La sombra del padre. En los últimos años, creo que no me he perdido ni una de sus intervenciones en el programa «La ventana» de la cadena SER, con contertulios diferentes, aunque me parecieron especialmente lúcidos los diálogos mantenidos con Ernest Lluch y Herrero de Miñón, e incluso, hasta hace bien poco, con Martín Villa. Memorable fue, por diversos motivos, el saludo entre Santiago Carrillo y Manuel Fraga (éste ya en silla de ruedas), hace ahora unos tres años (hablo de memoria): por razones estrictamente personales, me pareció que aquel encuentro también permitía que pactaran en mi interior algunos fantasmas nominales de la infancia y, aunque fuera solo en la pequeña escala de la memoria personal, suponía el cierre pacífico de una larga historia. Ahora don Santiago Carrillo, que era coetáneo de mi padre (se llevaban exactamente un mes), ha muerto mientras dormía la siesta y manteniendo hasta el último momento la lucidez, según le escucho decir a su hijo. La suya es una pérdida histórica, en todos los sentidos. Y nos deja, en mi opinión, una lección de tolerancia, inteligencia y capacidad de adaptación en verdad admirable. Descanse en paz.


Fotografía tomada de esta web.

6 comentarios:

Antonio del Camino dijo...

Alfredo, me identifico con esa visión y recorrido que haces sobre la figura de un político en toda regla.

Seguro que hoy también habrá brindado alguna gente por la muerte de este hombre, y más de uno removerá una vez más lo de Paracuellos...

Por mi parte, con sus luces y sombras, vaya también mi admiración por el papel que desempeñó desde su regreso a España.

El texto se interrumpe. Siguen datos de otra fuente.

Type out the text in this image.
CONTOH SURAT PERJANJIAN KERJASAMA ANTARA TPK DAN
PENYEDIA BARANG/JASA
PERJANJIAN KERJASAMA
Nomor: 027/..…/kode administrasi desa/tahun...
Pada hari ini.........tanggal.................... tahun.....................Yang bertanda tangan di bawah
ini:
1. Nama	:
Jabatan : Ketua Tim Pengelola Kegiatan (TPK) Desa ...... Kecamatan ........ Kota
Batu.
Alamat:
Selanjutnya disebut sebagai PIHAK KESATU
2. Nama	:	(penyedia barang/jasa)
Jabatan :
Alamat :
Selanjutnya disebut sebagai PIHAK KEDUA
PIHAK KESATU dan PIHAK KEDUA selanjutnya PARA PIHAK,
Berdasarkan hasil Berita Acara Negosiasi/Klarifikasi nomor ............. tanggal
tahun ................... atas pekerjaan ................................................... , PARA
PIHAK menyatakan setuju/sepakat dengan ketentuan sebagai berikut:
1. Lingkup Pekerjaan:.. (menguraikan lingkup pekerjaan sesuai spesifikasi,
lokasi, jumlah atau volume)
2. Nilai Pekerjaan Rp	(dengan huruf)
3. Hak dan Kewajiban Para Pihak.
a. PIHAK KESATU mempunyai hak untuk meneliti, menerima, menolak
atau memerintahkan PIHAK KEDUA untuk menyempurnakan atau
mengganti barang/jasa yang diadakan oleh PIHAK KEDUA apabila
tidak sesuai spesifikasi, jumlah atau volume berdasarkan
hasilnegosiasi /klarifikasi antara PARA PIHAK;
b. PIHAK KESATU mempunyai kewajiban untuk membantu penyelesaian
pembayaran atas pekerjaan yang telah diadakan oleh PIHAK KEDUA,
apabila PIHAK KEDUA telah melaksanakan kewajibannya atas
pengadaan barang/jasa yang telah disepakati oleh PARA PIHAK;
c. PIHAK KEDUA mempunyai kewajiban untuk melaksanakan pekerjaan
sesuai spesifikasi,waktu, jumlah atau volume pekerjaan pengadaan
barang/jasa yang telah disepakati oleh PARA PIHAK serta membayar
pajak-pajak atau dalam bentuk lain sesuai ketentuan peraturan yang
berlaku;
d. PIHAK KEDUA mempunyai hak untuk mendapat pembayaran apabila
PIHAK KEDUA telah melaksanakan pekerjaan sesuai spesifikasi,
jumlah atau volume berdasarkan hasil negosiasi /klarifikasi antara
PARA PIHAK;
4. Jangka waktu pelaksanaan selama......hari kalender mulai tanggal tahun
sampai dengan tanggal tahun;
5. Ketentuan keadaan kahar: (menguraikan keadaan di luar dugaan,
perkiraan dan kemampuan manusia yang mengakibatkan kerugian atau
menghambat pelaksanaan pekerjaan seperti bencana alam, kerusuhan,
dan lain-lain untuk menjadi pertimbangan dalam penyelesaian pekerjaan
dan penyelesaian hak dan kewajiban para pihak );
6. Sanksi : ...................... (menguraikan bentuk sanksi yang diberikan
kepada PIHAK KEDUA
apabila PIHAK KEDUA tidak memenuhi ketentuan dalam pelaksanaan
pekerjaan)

Como bien dices, "descanse en paz".

Abrazos,

Navajo dijo...

Lo que nunca he podido perdonar a este hombre, por lo demás admirable, es que haya llegado a la envidiable edad de 97 años sin ceder ni un ápìce en sus hábitos de fumador. ¡Y encima ha muerto mientras dormía ... la siesta!
Posiblemente era a esto, y sólo a esto, a lo que nos referíamos hace ya tanto tiempo cuando gritábamos aquello de ¡Ahí, se ve, la fuerza del P C!
Hemos perdido a un hombre pragmático, devenido sabio y tolerante a la vejez, y cada vez van quedando menos. ¿Hay rescate para eso?

Jose Julio dijo...

La tristeza sobre la muerte de Carrillo hace que me reencuentre contigo, Alfredo. Un saludo, José Julio Sevilla, compañero de milis albaceteñas y amigo en la Literatura.

Alfredo J. Ramos dijo...

Gracias, Antonio. Subrayar ese papel tan decisivo de Carrillo en la transición parece obvio, pero es necesario porque aún se escuchan (y se escribe) muchas barbaridades. Abrazos

Alfredo J. Ramos dijo...

Pues me temo que no, querido Navajo, que para eso no hay rescate... y para casi nada. Y es verdad, qué envidiable esa salud física y mental de don Santiago: ¡quién las pillara! (a su debido tiempo, claro). Por lo demás, me parece que el grito que citas cambiaba levemente el adverbio de lugar: un "aquí" en vez de ese "ahí". Es gratificante recordar estas cosas de nuestra aún vigente juventud, ja ja ja. Saludo indio.

Alfredo J. Ramos dijo...

¡José Julio, cuánto tiempo! Y qué buenos recuerdos. No los del destierro militar albaceteño, pero sí los de algunos trenes de cercanía que nos dieron para amenas conversaciones. En esta misma página tienes mi e-mail; mándame el tuyo, si te apetece, y retomamos el contacto. Un abrazo.